Amerikan Başkanı Trump, Netanyahu ve ordusunun gerçekleştiremediği bir planı devreye sokmaya çalışarak, Gazzelileri kitlesel olarak göç ettirme fikrini gündeme getirdi. Trump’ın düşüncesine göre, Gazze'nin işgali ya da kontrol altına alınması, Orta Doğu’daki ve dünyadaki büyük bir sorunu çözebilir, bu da Yahudi Siyonistlerini memnun etmek ve Trump’ın başkanlık dönemindeki pazarlıklarını yapmak için bir ortam yaratmak anlamına geliyor. 
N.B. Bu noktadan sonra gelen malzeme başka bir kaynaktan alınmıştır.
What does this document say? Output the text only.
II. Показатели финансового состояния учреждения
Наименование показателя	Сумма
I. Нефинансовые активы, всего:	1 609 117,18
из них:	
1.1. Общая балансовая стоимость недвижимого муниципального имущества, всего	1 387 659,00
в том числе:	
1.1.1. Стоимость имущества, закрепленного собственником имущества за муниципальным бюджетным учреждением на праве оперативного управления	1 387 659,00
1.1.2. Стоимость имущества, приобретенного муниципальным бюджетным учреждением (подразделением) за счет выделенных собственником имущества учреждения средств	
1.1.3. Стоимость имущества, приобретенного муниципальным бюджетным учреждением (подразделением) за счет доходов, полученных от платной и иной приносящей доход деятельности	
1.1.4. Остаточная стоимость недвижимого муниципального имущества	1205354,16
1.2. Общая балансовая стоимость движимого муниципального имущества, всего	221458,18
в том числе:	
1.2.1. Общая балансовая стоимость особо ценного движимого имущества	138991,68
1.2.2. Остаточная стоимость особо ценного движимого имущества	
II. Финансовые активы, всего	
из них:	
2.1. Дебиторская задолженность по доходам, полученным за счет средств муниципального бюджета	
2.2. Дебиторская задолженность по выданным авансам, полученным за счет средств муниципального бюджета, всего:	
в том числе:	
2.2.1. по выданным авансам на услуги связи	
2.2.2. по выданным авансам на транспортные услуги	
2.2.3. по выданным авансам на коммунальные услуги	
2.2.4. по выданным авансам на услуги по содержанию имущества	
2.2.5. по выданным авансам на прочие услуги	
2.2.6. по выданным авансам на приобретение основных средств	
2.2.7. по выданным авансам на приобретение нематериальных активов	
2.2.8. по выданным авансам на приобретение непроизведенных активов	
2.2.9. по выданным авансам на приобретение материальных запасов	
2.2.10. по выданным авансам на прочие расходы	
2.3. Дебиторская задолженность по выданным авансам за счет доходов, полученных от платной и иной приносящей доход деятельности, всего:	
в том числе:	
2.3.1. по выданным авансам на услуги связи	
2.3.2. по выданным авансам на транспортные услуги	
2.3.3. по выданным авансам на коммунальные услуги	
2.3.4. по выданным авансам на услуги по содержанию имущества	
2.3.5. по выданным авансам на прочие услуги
Ancak soykırımcı Netanyahu ve işgalci İsrail'in Trump yönetimi aracılığıyla gerçekleştirmeye çalıştığı şey, sadece Gazze'nin işgali ve halkının zorla göç ettirilmesiyle sınırlı değil. Onlar, bölgedeki dini ve genişleme odaklı büyük projeler ve nüfuz peşindeler. Şu anki koşullar, bu tür projelerin hayata geçirilmesi için oldukça uygun görünüyor, çünkü Arap ve İslam dünyasında bir zayıflık, yol kaybolması ve alçalma yaşanıyor ve dünyanın genelinde orman kanunları hâkimdir. Siyonist/küresel işgal güçleri, insan hakları ve demokrasi iddialarıyla tüm dünyaya meydan okurken, bu durumu bölgedeki halklara karşı da açıkça sürdürüyor. 

Aksa Tufanı dünyaya neyi hatırlattı? 

“Aksa Tufanı” birçok gerçeği gün yüzüne vura vura çıkardı, zalim dünyayı ve uluslararası sistemin çelişkilerini ortaya koydu. Daha önce de söylediğimiz gibi, Aksa Tufanı herkesi büyük bir sorumlulukla (fırsat) yüzleştirdi, bu sorumluluklardan kaçış veya erteleme yok. Pek çok kişi, bir şeyin görülmemesinin, onun var olmadığı anlamına geldiğini düşünüyor. 

Sonuç olarak, bu, Siyonist-Amerikan entrikasının sahiplerine geri dönecektir. Özgürlüğün/Allah'ın kaderiyle Gazze, maddi her şeyden yoksun ve küçücük bir yer olmasına rağmen, ümmetimizin tarihi açısından çok önemli bir dönemde büyük bir etki yaratan bir yer oldu. Bu etkinin sonuçları, Allah’ın izniyle gelecekte açıkça görülecektir.  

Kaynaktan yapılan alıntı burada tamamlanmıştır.